We show that BOLD fMR imaging with simultaneous 18-channel EEG recording can yield a sensitivity of 90% in identifying sites of cerebral activation that correspond to sites of potential epileptogenesis. This requires analysis techniques (ISA) that evaluate each ON state in comparison with the mean and variance of the OFF state signal intensities. Case reports of BOLD fMR cerebral activation with epilepsy have been reported using subtraction (4) or cross-correlation (3, 4) techniques. Our series shows those methods to be insensitive. It is likely that the interictal discharges are not identical, and treating them as an aggregate state diminishes the sensitivity. We show that a single fMR acquisition with a concurrent epileptiform discharge can result in increased BOLD signal that correlates with the EEG focus. We propose that a single event strategy be the method of choice for evaluating BOLD activation associated with an interictal discharge.

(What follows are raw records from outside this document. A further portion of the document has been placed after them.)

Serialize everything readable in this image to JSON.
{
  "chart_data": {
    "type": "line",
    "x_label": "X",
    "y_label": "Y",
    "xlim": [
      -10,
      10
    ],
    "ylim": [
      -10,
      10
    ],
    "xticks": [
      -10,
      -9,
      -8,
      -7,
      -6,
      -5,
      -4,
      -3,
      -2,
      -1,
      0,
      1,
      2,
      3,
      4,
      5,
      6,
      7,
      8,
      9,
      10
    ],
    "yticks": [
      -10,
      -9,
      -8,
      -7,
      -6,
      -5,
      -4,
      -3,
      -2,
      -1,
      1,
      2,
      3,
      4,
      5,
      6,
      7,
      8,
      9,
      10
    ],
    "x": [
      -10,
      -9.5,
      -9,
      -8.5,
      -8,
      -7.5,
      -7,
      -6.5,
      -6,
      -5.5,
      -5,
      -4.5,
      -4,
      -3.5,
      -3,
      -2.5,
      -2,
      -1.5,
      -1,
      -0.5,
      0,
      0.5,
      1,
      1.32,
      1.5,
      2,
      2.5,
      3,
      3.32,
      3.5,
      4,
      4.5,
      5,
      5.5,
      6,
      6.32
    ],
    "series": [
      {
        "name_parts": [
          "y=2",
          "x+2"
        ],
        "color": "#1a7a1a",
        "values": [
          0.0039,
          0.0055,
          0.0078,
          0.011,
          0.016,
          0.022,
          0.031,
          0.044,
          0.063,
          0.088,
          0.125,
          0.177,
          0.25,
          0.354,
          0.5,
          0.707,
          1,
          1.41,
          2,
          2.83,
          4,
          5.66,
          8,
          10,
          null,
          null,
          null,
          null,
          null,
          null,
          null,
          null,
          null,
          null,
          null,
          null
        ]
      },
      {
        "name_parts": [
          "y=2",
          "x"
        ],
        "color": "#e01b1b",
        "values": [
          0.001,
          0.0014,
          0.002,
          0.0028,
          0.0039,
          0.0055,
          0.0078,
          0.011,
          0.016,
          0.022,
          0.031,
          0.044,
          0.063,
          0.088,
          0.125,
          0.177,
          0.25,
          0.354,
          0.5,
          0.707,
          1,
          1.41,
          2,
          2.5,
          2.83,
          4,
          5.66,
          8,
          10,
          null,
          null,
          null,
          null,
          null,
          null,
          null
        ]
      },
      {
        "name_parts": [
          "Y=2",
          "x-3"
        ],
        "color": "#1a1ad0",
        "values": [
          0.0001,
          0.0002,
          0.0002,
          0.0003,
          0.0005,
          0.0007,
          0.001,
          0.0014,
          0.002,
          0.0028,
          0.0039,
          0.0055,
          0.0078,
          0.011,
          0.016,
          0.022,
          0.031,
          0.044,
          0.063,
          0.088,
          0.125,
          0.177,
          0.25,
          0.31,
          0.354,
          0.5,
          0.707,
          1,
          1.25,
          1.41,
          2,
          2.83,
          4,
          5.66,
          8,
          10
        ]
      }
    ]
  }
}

The rim of negative standard deviations around activation sites may represent associated diminished activity. We looked for correlates between observed activation and semiologic features, such as post-traumatic origin of seizures, amplitude of EEG activity, and degree of medication usage, but did not discern any differences. The maximum time course of BOLD signal response relative to the onset of the interictal discharge remains to be established, and whether this is analogous among diverse patients and types of discharge is unknown. Also, remaining to be determined is whether there is a sequential spatial activation or recruitment of larger adjacent areas over time. The population is not yet large enough to determine the factors that result in variable responses of BOLD activation.

These fMR techniques may help localize seizure onset to the smallest site of abnormal epileptogenic tissue, thereby offering guidance for surgical cure. We expect that fMR techniques will evolve to provide a means of determining the site of origin and propagation pattern of seizures.